Z drugiej strony barierą dla wzrostu może okazać się brak konkurencji w różnych segmentach łańcucha wartości AI. W szczególności infrastruktura chmurowa jest obecnie zdominowana przez trzy firmy: Google Cloud, Microsoft Azure oraz Amazon Web Services. Historycznie to właśnie potrzeba uzyskania mocy obliczeniowej doprowadziła do partnerstwa między OpenAI a Microsoftem oraz przekształcenia tej organizacji z non-profit w podmiot nastawiony na zysk. Podobne motywy kierowały decyzją właścicieli DeepMind, którzy zgodzili się na przejęcie przez Google w 2014 r. Jak pokazuje paradoks innowatora, inwestycje w badania i rozwój często mają na celu utrzymanie dominującej pozycji, nawet kosztem wolniejszego postępu technologicznego.
Główne wnioski
- W zgodnej opinii czołowych obserwatorów świata technologii jesteśmy w trakcie kolejnej rewolucji technologicznej związanej z AI. McKinsey przewiduje, że generatywne AI zwiększy światową gospodarkę o 17-25 miliardów dolarów, co w połączeniu ze zwiększoną automatyzacją pracy przełoży się na wzrost gospodarczy o średnio 1,5-3,4 pp. rocznie w krajach rozwiniętych w ciągu następnej dekady. Z kolei Goldman Sachs zakłada wzrost światowego PKB o 7 proc. w tym okresie, a w przypadku USA wzrost produktywności rzędu 1,5 proc. rocznie.
- USA w ciągu ostatnich 40 lat znacząco zwiększyły swoje łączne (publiczne i prywatne) nakłady na badania i rozwój z 2,2 proc. PKB do niemal 3,5 proc. PKB obecnie. W tym czasie wzrost produktywności (mierzonej jako TFP) nie tylko nie odbił w górę, pomimo zwiększenia nakładów na badania i rozwój, ale wręcz spadł poniżej średniej z lat 1960-1985 (ok. 1,3 proc.). Podobnie było ze wzrostem gospodarczym. Ów paradoks innowacji jest związany m.in. z koncentracją talentu wynalazczego w dużych, dojrzałych już spółkach, które często skupiają swe wysiłki na obronie swojej pozycji rynkowej, zamiast na tworzeniu rzeczywistych innowacji.

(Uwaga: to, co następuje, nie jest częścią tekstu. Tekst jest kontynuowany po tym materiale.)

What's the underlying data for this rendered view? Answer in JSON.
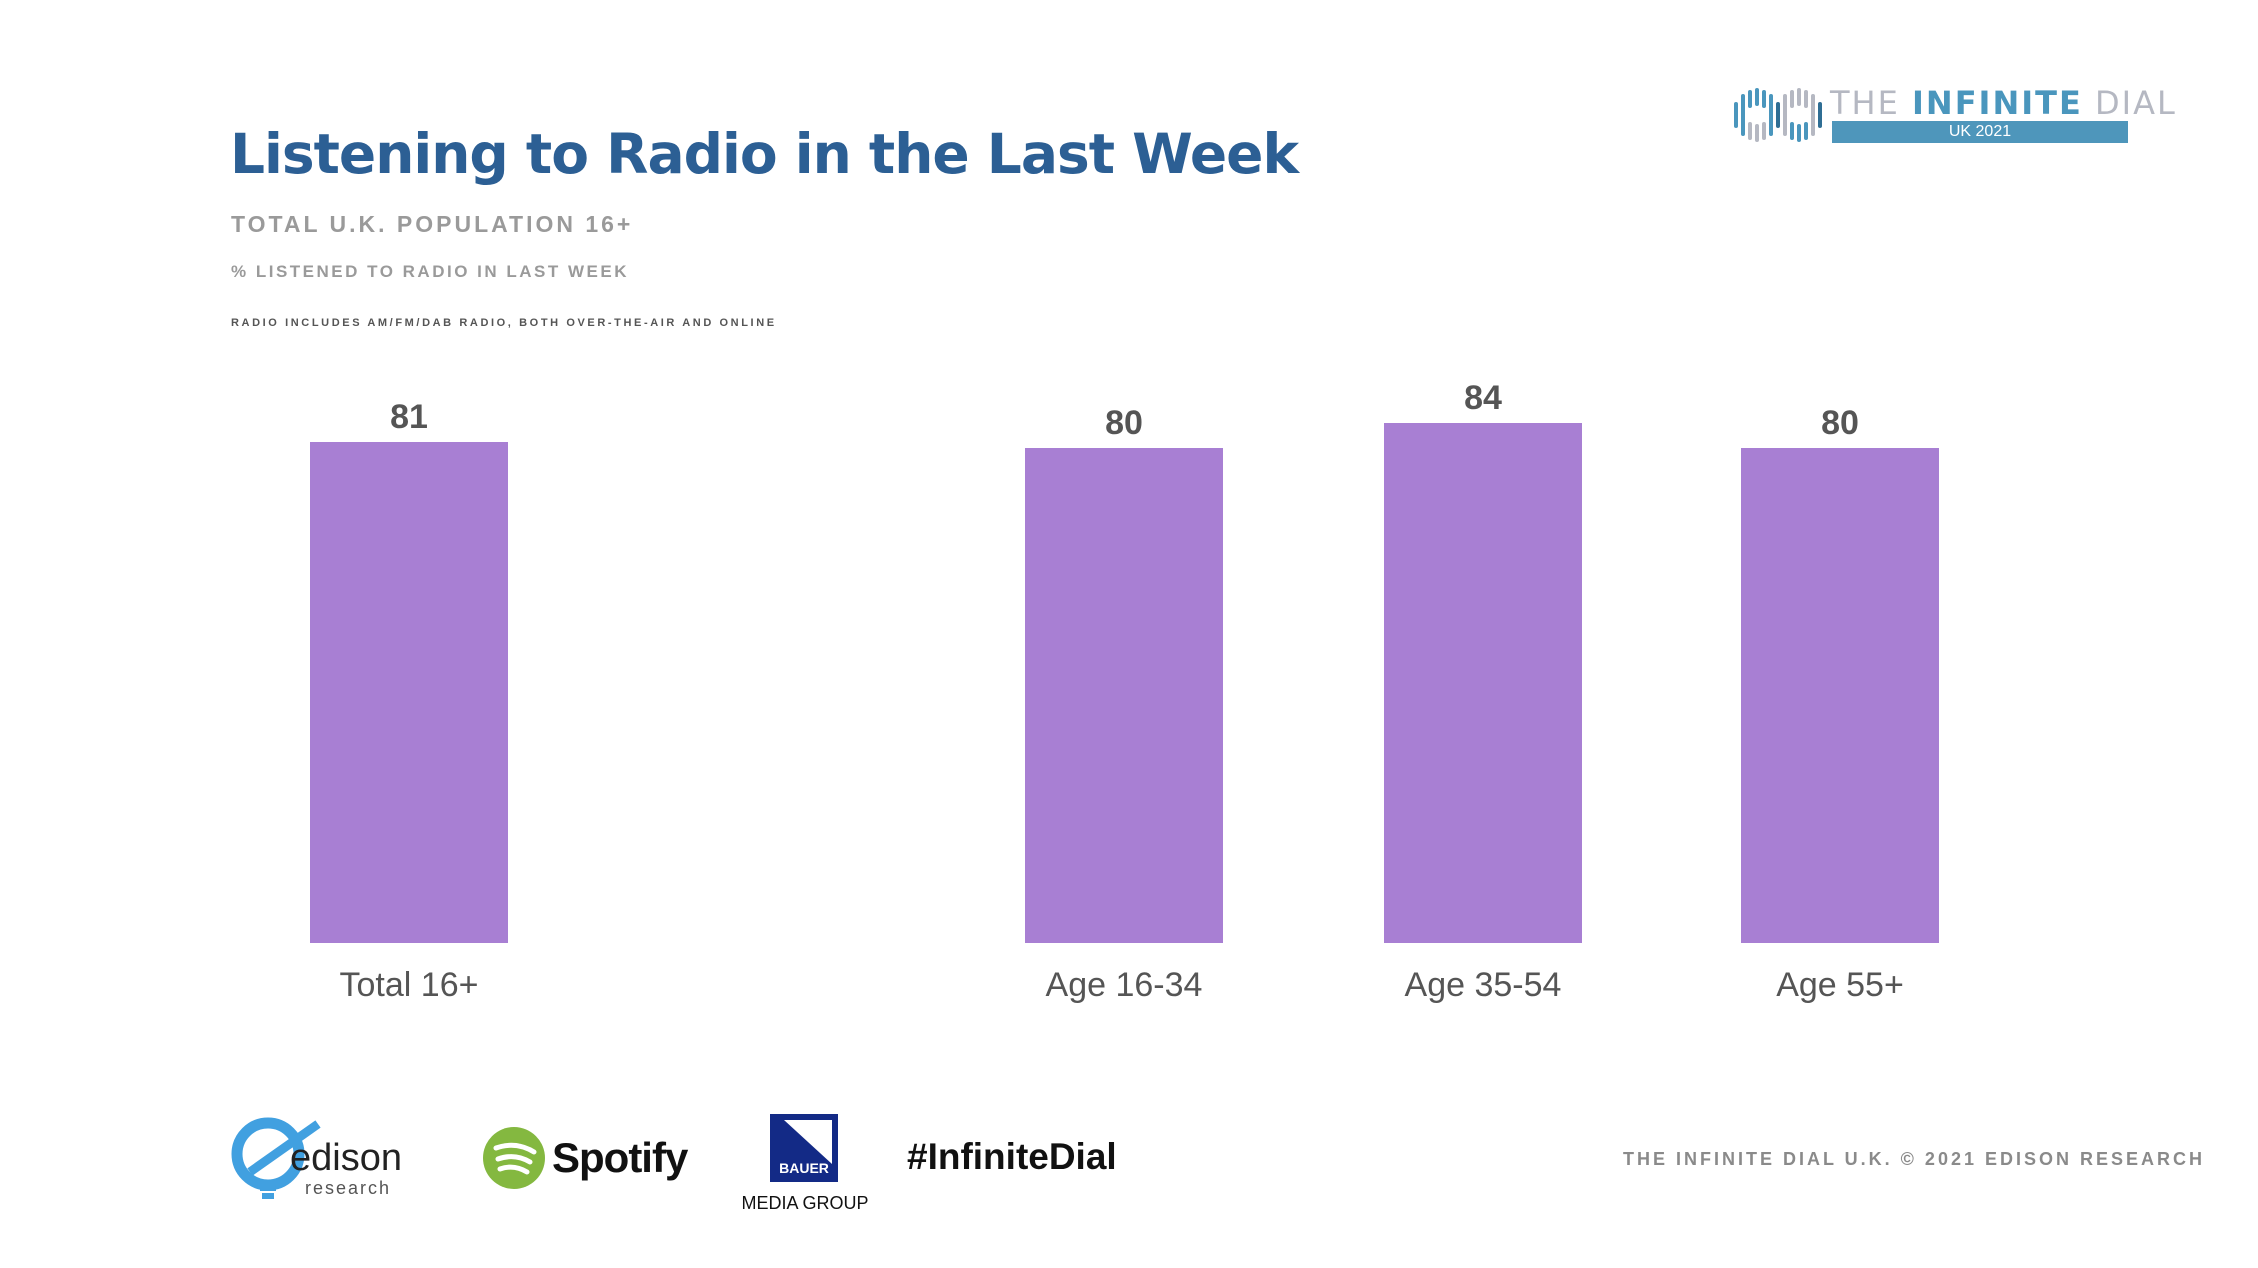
{
  "title": "Listening to Radio in the Last Week",
  "subtitle": "TOTAL U.K. POPULATION 16+",
  "measure": "% LISTENED TO RADIO IN LAST WEEK",
  "note": "RADIO INCLUDES AM/FM/DAB RADIO, BOTH OVER-THE-AIR AND ONLINE",
  "logo": {
    "the": "THE",
    "infinite": "INFINITE",
    "dial": "DIAL",
    "edition": "UK 2021"
  },
  "footer": {
    "edison": "edison",
    "edison_sub": "research",
    "spotify": "Spotify",
    "bauer": "BAUER",
    "bauer_sub": "MEDIA GROUP",
    "hashtag": "#InfiniteDial",
    "copyright": "THE INFINITE DIAL U.K.  © 2021 EDISON RESEARCH"
  },
  "colors": {
    "bar": "#a87fd3",
    "title": "#2c5f94"
  },
  "chart_data": {
    "type": "bar",
    "categories": [
      "Total 16+",
      "Age 16-34",
      "Age 35-54",
      "Age 55+"
    ],
    "values": [
      81,
      80,
      84,
      80
    ],
    "value_labels": [
      "81",
      "80",
      "84",
      "80"
    ],
    "ylim": [
      0,
      100
    ],
    "grid": false
  }
}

- Szacunki czołowych ekonomistów dotyczące wpływu AI na produktywność oparte są na modelu, którego główną oś stanowią potencjalne efekty AI na poziomie zadań wykonywanych przez pracownika. Istotne znaczenie mają: udział zadań w PKB z ekspozycją na AI, ich opłacalność ekonomiczna, skala oszczędności w zakresie pracy dzięki AI oraz udział płac w wartości dodanej w sektorach z ekspozycją na AI. Bazowe szacunki wahają się od wzrostu produktywności opartej na TFP o 0,07 pp. (Acemoglu) do 0,68 pp. (Aghion i współpracownicy). Tak rozbieżne szacunki wynikają z odmiennej interpretacji dostępnych badań mikroekonomicznych. Wzrost produktywności rzędu 0,7 pp. oznaczałby podwojenie obecnego wzrostu TFP w USA. Skala ta, choć znacząca, pozwoliłaby jedynie osiągnąć poziom wzrostu produktywności obserwowany w najlepszych latach 1960-1985. Z drugiej strony, szacunki te są znacznie niższe od prognoz przedstawianych przez amerykańskie firmy konsultingowe czy banki.